What the evidence does not prove

The cardiac NR evidence is the kind of mechanistically coherent, safety-cleared, biomarker-supported early-phase work that justifies Phase 2 outcome trials. It does not yet prove the questions that matter most to patients and clinicians:

• Does oral NR improve left ventricular ejection fraction? No published trial of oral NR has reported a significant LVEF change.
• Does oral NR reduce HF hospitalizations or mortality? No trial has been powered for these endpoints.
• Does NR reduce atrial fibrillation burden in humans? The mechanism case is strong; HF-AF ENERGY is the first registered trial designed to answer this, and results are not yet published.
• Does oral NR raise myocardial NAD+ specifically? PilotNR-LVAD was designed to answer this for failing myocardium; results pending.
• How does NR compare to optimized guideline-directed medical therapy? No head-to-head trial exists, and none would be the right design — NR would be added on top of GDMT, not substituted for it.

Evidence grading per our methodology page: NR safety in HFrEF is graded emerging (one placebo-controlled trial, small N, consistent signal). NR efficacy on any cardiac clinical endpoint is graded preclinical-dominant — robust animal and mechanism data, no positive human outcome trial yet.

Bottom line for clinicians and patients

The honest summary of nicotinamide riboside in heart failure as of 2026:

1. NR at 2 g/day appears safe in stable HFrEF for 12 weeks (Wang 2022, N = 30). Larger and longer trials are needed; the existing data is consistent with the broader healthy-adult NR safety record.
2. NR doubles whole-blood NAD+ in HFrEF patients on guideline-directed therapy, consistent with the pharmacological response in healthy adults.
3. Mechanistic exploratory signals are favorable — improved PBMC mitochondrial respiration, reduced NLRP3 expression — but PBMCs are a circulating readout, not myocardium.
4. The HF-AF ENERGY trial is the first attempt to test whether NR translates to a clinical AF outcome. Results are pending.
5. No published oral NR trial has demonstrated improved LVEF, hospitalization, or mortality in heart failure. Trials adequately powered for those endpoints do not yet exist.
6. Any cardiac patient considering NR should coordinate with their cardiologist.

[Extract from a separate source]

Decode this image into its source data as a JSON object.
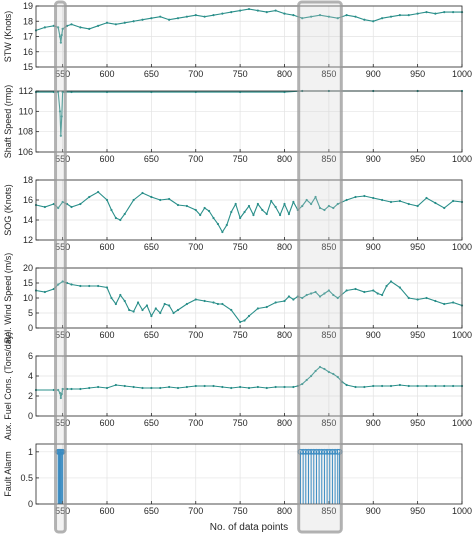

The safety signal is favorable but the interaction profile with the full HF medication stack has not been comprehensively tested.

For the broader landscape of NR pharmacokinetics and how it compares to NMN as a precursor, see NR vs NMN: what head-to-head research actually shows and the dose-response detail in NAD+ precursor dosing in human trials. For the mechanism layer underlying age-related NAD+ decline that motivates the cardiac translational program, see NAD+ decline with age: why tissue levels drop 50% by 70 and the supply-side picture in NAMPT, the rate-limiting enzyme behind NAD+ decline.

Heart failure is a serious chronic condition with high-quality evidence-based therapies that demonstrably reduce mortality and hospitalization. NR is not a substitute for any of them. Whether it becomes a meaningful add-on therapy is the question the next decade of properly powered trials will answer — and the question the currently published cardiac trials, taken together, justify asking.